Le compositeur décrit, dans les quatre mouvements qui constituent la symphonie, les pérégrinations d’un Manfred tourmenté d’abord à la recherche de la sérénité intérieure à travers les montagnes, puis auprès de la Fée des Alpes dans le second mouvement, au contact des habitants des petits villages de contes de fées dans le troisième, et dans une orgie infernale ainsi que devant l’esprit de l’aimée qui lui prédit la mort dans le quatrième. Dans ce genre, aucune comparaison possible avec Berlioz pour la subtilité de l'utilisation des moyens instrumentaux et le talent visionnaire du Français.
Avec lucidité, Kirill Petrenko met de l’ordre dans le tissu orchestral de la symphonie en concentrant l’attention sur les rythmes et les timbres de chaque épisode, exaltant les sonorités qui décrivent le plus fortement les états d’âmes du protagoniste.
Les attaques des cordes au premier mouvement, incandescentes, contrecarrent le début lugubre des bois.
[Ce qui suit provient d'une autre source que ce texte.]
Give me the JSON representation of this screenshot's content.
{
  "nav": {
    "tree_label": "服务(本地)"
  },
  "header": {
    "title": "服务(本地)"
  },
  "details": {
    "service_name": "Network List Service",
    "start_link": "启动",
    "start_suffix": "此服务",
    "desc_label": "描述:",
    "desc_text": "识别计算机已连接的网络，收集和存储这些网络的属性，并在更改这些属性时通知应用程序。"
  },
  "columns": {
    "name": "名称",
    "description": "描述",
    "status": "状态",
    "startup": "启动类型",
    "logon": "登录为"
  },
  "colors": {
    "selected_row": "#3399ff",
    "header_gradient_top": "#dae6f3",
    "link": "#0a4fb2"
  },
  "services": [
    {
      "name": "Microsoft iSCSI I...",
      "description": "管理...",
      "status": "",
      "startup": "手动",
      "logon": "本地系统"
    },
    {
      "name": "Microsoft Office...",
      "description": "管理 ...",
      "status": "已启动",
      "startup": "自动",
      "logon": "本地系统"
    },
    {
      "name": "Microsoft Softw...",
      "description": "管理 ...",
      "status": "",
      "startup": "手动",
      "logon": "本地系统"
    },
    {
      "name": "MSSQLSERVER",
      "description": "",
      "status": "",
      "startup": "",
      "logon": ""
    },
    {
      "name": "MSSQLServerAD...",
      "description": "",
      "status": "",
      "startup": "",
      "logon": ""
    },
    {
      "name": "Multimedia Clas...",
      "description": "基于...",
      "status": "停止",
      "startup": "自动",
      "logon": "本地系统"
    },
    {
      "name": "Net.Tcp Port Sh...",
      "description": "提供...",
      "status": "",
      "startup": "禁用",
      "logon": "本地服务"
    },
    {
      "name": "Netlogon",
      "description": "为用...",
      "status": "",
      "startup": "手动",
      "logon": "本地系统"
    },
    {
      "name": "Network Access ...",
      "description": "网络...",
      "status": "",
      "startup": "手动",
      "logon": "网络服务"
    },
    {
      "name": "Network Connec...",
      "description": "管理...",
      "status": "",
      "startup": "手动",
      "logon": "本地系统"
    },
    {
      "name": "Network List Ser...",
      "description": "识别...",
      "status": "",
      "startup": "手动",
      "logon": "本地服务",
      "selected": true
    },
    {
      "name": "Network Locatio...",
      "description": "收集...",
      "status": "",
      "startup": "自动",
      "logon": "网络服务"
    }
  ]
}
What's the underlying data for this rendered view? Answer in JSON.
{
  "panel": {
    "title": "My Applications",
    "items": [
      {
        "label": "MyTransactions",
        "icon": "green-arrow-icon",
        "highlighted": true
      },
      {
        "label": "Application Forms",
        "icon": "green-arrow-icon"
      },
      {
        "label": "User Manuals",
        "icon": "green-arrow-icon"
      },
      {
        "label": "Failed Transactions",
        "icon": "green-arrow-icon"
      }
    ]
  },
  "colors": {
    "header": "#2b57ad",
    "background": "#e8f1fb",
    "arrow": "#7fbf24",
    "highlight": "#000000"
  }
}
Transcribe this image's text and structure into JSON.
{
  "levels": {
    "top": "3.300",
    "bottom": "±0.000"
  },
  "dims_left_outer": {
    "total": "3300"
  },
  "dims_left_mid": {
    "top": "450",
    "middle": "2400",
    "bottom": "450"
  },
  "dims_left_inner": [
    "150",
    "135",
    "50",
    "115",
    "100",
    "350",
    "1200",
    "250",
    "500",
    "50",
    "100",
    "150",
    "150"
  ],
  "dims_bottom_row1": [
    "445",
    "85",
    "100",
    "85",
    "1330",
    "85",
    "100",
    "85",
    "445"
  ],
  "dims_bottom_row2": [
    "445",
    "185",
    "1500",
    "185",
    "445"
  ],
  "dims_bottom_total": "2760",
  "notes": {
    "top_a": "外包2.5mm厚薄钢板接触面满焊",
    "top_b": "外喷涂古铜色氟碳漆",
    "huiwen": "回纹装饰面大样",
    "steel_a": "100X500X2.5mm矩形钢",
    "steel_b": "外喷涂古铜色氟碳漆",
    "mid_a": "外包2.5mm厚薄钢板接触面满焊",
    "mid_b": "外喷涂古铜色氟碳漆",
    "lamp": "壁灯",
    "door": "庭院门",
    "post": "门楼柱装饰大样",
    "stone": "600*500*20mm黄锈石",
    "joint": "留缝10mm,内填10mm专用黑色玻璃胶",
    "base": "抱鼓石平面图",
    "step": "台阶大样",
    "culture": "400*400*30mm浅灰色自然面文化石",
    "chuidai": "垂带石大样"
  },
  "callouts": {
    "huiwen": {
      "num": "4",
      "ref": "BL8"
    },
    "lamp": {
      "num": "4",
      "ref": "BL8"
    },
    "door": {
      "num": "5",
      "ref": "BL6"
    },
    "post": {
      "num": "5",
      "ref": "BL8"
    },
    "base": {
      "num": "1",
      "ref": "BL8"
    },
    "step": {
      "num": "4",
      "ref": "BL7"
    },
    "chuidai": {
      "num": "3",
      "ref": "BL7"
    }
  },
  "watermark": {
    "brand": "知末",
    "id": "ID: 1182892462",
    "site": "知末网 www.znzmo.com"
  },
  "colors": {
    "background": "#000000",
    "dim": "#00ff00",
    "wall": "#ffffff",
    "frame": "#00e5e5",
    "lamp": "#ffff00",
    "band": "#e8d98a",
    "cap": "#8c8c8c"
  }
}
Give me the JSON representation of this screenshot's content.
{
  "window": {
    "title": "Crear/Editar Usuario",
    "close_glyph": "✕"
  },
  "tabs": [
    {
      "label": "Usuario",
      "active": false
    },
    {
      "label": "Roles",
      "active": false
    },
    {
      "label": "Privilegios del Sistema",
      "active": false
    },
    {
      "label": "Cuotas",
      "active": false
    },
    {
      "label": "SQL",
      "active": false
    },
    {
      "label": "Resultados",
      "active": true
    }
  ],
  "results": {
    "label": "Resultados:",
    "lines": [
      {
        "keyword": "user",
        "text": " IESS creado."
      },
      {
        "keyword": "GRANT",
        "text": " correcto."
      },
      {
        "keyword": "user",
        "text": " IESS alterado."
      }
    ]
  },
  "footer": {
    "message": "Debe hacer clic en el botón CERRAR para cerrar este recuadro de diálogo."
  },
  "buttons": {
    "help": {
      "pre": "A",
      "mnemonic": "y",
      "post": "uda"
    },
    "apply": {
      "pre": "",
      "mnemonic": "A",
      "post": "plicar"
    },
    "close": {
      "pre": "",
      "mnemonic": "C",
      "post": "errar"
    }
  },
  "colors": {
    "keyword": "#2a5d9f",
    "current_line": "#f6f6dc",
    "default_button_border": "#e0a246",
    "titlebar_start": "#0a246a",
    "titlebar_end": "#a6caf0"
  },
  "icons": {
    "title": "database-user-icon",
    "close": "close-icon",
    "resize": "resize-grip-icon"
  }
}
Tout aussi émouvante l'intervention du premier cor dans le deuxième épisode à partir de la mesure 119. Cœur émouvant du premier mouvement l’Andante qui, à partir de la mesure 171, se déroule aux sons très doux des cordes jusqu’à l’entrée de la clarinette à partir de la mesure 203, sur un tapis sonore à peine perceptible, préparant l’atmosphère du final grandiose du mouvement.
C’est la précision instrumentale des bois qui frappe au début du second mouvement, qui semblent par moments préfigurer dans leur virtuosité le début du troisième acte de Rosenkavalier, pour laisser place avec la grâce voulue à un trio magistral.En construisant une représentation vaguement oléographique.
Le troisième mouvement relit la vie alpestre avec une grâce aux saveurs très XIXe rappelant des atmosphères dignes de Massenet, mêlées de sonorités et d'échos sinistres qui trahissent la distance que l'auteur entretient avec le genre descriptif.,
La première partie du quatrième mouvement est le moment le moins réussi de l’œuvre. Comme le savait bien Wagner lui-même, rendre l’atmosphère d’une bacchanale est entreprise ardue pour qui ne l’a pas dans le sang, et en effet, Tchaïkovski a peine à aller au-delà d’une hypertrophie sonore. Pourtant, au fur et à mesure que la musique avance, elle se rattrape là où les accents sombres du début reviennent et où se prépare la vision de l'aimée Astarde. Petrenko réussit à y reproduire l'atmosphère du premier mouvement et à préparer l'entrée théâtrale de l'orgue qui fait vibrer littéralement toute la Elbphilharmonie, déclenchant un ouragan d'applaudissements après un intense moment de silence.
En état de grâce, le Bayerisches Staatsorchester confirme à cette occasion aussi qu’il est actuellement l’une des meilleures phalanges européennes par la qualité sonore, la précision et la capacité à rendre au mieux les nuances millimétriques demandées par leur chef . Pour ce début sur la scène de ce qui se peut déjà être considéré comme un temple musical européen, l’orchestre a su rapidement prendre la mesure d’une salle à l’image sonore brillante et claire, qui s’est démontrée idéale pour la direction inspirée de Kirill Petrenko, magistral à restituer avec clarté des tissus orchestraux particulièrement denses sans rien sacrifier de l’interprétation.